Paddy Gower, basking in his own self-importance, either quite forgot why he was there or was just plain incompetent. When it came to controlling a runaway Hipkins, he did nothing at all. Instead, Luxon did that job quite well. His questions were quite good, but just why would these debate controllers not ask the questions we all want to hear? Hipkins is about to give the country on a plate to Maori interests and full tribal control, and yet there was nothing on that. On the question of ‘are we a racist country?’, both leaders had the ideal opportunity to bring up the elephant in the room, the oncoming steam train of a two-race apartheid, but Yeah Nah, they were just too timid to go anywhere near it.

This country is living a lie, a massive one. Yes, Labour has destroyed the economy and yes there are massive questions about the connections of both Hipkins and Luxon to the WEF, UN and WHO. There are also big questions as to the Covid response and the excess deaths that we are now seeing following the COVID-19 vaccine. Nobody wants to talk about that, and whatever the answers are, we need to know and the questions need to be asked and they aren’t, not even in a debate.

But the biggest lie we are facing is the one that Messrs Willie Jackson, Mahuta, Tamihere, Morgan etc are feeding this nation with regard to the revised history of the country.
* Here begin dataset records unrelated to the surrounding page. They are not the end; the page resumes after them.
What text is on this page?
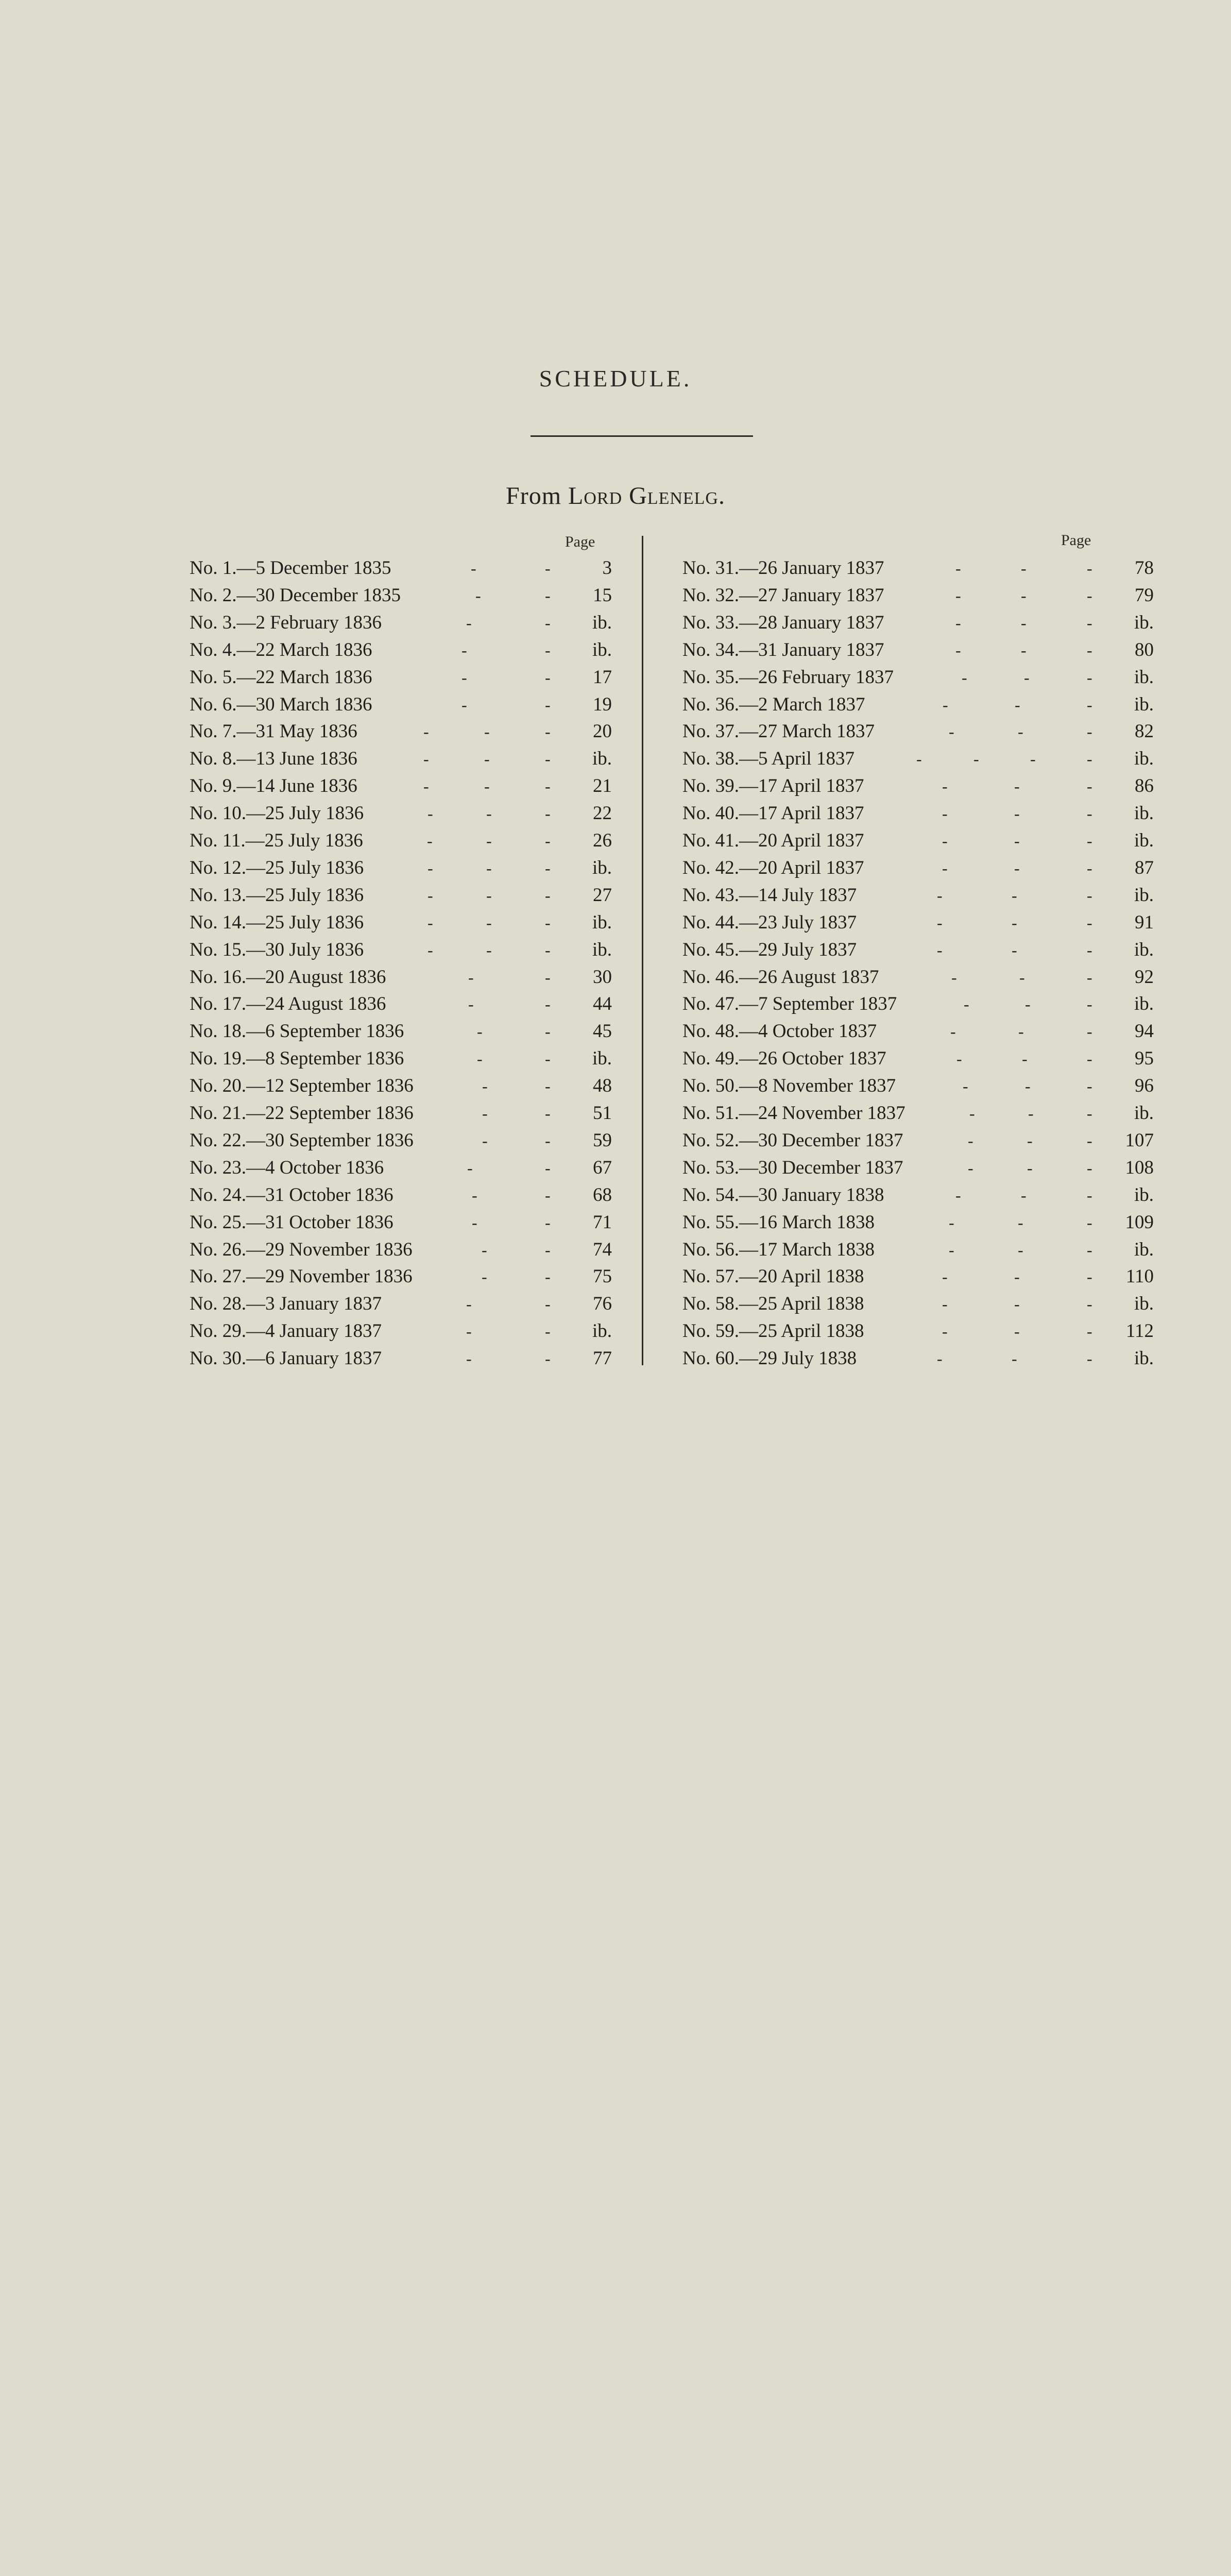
SCHEDULE.
From Lord Glenelg.
Page	Page
No. 1.—5 December 1835	-	-	3
No. 2.—30 December 1835	-	-	15
No. 3.—2 February 1836	-	-	ib.
No. 4.—22 March 1836	-	-	ib.
No. 5.—22 March 1836	-	-	17
No. 6.—30 March 1836	-	-	19
No. 7.—31 May 1836	-	-	-	20
No. 8.—13 June 1836	-	-	-	ib.
No. 9.—14 June 1836	-	-	-	21
No. 10.—25 July 1836	-	-	-	22
No. 11.—25 July 1836	-	-	-	26
No. 12.—25 July 1836	-	-	-	ib.
No. 13.—25 July 1836	-	-	-	27
No. 14.—25 July 1836	-	-	-	ib.
No. 15.—30 July 1836	-	-	-	ib.
No. 16.—20 August 1836	-	-	30
No. 17.—24 August 1836	-	-	44
No. 18.—6 September 1836	-	-	45
No. 19.—8 September 1836	-	-	ib.
No. 20.—12 September 1836	-	-	48
No. 21.—22 September 1836	-	-	51
No. 22.—30 September 1836	-	-	59
No. 23.—4 October 1836	-	-	67
No. 24.—31 October 1836	-	-	68
No. 25.—31 October 1836	-	-	71
No. 26.—29 November 1836	-	-	74
No. 27.—29 November 1836	-	-	75
No. 28.—3 January 1837	-	-	76
No. 29.—4 January 1837	-	-	ib.
No. 30.—6 January 1837	-	-	77
No. 31.—26 January 1837	-	-	-	78
No. 32.—27 January 1837	-	-	-	79
No. 33.—28 January 1837	-	-	-	ib.
No. 34.—31 January 1837	-	-	-	80
No. 35.—26 February 1837	-	-	-	ib.
No. 36.—2 March 1837	-	-	-	ib.
No. 37.—27 March 1837	-	-	-	82
No. 38.—5 April 1837	-	-	-	-	ib.
No. 39.—17 April 1837	-	-	-	86
No. 40.—17 April 1837	-	-	-	ib.
No. 41.—20 April 1837	-	-	-	ib.
No. 42.—20 April 1837	-	-	-	87
No. 43.—14 July 1837	-	-	-	ib.
No. 44.—23 July 1837	-	-	-	91
No. 45.—29 July 1837	-	-	-	ib.
No. 46.—26 August 1837	-	-	-	92
No. 47.—7 September 1837	-	-	-	ib.
No. 48.—4 October 1837	-	-	-	94
No. 49.—26 October 1837	-	-	-	95
No. 50.—8 November 1837	-	-	-	96
No. 51.—24 November 1837	-	-	-	ib.
No. 52.—30 December 1837	-	-	-	107
No. 53.—30 December 1837	-	-	-	108
No. 54.—30 January 1838	-	-	-	ib.
No. 55.—16 March 1838	-	-	-	109
No. 56.—17 March 1838	-	-	-	ib.
No. 57.—20 April 1838	-	-	-	110
No. 58.—25 April 1838	-	-	-	ib.
No. 59.—25 April 1838	-	-	-	112
No. 60.—29 July 1838	-	-	-	ib.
Maori do not exist as a ‘pure’ race anymore, we are all the result of immigration from somewhere, they were never indigenous and a treaty ‘partnership’ is nothing but a contrived fabrication. None of that was in the debate either.

Once again Hipkins went on at length about job loss numbers in the public sector and Luxon only once meekly offered that 14,000 additional staff hired by the Labour government should go. He should have been screaming it!
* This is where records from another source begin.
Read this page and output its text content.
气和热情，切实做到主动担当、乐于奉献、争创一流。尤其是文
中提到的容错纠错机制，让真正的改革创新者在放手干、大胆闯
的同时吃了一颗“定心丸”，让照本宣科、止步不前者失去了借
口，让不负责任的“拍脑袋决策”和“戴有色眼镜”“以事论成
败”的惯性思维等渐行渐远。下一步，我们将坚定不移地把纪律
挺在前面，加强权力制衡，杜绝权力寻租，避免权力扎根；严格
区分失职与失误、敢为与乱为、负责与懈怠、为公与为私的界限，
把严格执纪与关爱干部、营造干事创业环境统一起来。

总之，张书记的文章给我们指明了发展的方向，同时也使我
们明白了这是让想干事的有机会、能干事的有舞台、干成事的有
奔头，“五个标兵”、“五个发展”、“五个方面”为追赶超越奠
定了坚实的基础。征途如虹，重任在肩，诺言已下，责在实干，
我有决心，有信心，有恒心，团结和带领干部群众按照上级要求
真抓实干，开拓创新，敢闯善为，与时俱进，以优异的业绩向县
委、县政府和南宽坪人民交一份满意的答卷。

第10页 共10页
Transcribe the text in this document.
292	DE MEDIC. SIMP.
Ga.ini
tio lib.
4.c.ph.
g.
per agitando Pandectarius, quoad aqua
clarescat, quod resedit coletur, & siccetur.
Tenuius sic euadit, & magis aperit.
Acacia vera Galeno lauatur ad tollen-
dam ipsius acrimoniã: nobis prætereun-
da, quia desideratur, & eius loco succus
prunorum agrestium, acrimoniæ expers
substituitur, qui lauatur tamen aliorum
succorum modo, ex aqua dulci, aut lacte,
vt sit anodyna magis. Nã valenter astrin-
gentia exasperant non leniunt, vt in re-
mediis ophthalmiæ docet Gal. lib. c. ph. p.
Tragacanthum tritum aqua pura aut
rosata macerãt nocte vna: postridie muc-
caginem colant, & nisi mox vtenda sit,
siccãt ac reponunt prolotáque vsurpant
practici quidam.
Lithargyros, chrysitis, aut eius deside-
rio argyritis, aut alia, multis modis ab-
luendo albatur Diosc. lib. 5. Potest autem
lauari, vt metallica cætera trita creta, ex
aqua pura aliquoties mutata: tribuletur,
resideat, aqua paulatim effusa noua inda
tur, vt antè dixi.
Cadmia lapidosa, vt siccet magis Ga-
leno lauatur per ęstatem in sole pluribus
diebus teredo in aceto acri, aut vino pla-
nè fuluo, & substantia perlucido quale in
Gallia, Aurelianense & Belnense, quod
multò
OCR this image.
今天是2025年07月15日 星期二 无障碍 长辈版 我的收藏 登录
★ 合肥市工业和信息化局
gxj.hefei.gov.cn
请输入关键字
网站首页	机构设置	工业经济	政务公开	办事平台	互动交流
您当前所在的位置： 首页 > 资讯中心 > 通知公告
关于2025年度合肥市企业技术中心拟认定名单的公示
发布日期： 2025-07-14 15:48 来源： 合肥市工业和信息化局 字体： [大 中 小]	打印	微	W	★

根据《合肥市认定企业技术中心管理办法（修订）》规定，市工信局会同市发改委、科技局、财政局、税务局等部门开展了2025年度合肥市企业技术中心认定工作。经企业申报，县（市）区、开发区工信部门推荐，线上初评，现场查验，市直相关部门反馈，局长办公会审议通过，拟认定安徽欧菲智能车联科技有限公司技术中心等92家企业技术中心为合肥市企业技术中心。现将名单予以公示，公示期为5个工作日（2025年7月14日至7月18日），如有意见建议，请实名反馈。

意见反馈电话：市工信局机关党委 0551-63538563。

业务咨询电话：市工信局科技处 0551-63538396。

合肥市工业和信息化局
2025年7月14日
When Hipkins was ranting about the great education he had coming for our kids, again Luxon had a shipload of high explosive ammunition in the fact that Hipkins, who held the education portfolio for five years, was responsible for it! Luxon could have and should have leapt over the lectern and grabbed him by his scrawny treasonous throat (metaphorically). Luxon mentioned it as an afterthought and if he wanted to get the public really on his side he could have started on the diverse sexual practices being taught to our young impressionable minds at school. All there in the box of political dynamite. But…nothing.

Hipkins had nothing to offer but yelling over the top of Luxon at every opportunity while trying to hide and deflect from his party’s abysmal performance of the last six years. Gower seemed to be basking in the mess he had created, for the sake of rabid entertainment. But surely, aren’t we, the voting public, deserving of better than this? Didn’t we really want to see what each was like on subjects of national importance rather than rabbit on about playing with tax and GST?
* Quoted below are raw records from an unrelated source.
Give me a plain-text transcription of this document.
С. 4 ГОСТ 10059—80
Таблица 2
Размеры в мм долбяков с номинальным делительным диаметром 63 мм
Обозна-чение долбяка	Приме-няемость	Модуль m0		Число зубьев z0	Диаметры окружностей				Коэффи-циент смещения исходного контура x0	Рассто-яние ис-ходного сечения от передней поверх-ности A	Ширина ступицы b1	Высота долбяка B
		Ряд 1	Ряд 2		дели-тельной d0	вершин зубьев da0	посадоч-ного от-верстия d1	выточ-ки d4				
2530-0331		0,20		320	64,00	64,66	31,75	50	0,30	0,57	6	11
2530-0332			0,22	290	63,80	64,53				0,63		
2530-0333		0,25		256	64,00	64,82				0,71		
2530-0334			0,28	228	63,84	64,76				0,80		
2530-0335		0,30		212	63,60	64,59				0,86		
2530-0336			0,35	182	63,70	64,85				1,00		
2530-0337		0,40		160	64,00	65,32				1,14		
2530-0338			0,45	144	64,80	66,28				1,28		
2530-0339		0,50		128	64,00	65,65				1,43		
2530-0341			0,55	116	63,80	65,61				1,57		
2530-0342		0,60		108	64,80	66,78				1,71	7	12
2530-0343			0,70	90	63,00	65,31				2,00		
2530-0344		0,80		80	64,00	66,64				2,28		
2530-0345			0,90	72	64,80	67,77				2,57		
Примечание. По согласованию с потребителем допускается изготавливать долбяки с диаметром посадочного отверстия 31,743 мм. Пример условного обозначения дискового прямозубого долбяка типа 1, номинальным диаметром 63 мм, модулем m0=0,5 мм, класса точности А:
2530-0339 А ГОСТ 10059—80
Isn’t co-governance, the loss of our water, the beaches, lakes and rivers, our mineral resources, parks and reserves, at least as important? Aren’t we deserving of an answer to the question of why we embarked on a separate racist health system in the middle of an economic disaster of Labour’s own making? Or why do we have to have unelected race-based seats on national and local body political bodies? Or why $1.9 billion was lost in the mental health system and what has happened to the billions given to Maori during the last two years – and the hundreds of millions to consultants for stuff that will never be built? And Pike River? If Gower didn’t have the guts to bring it up, it raises the question of why Luxon didn’t.

I would have to say that at least Luxon held himself in check while Hipkins went feral with nothing but a diseased bone between his molars. At the end of the debate, I had to wonder if we wanted a timid gentleman politician or a thug for Prime Minister. And there are no surprises there.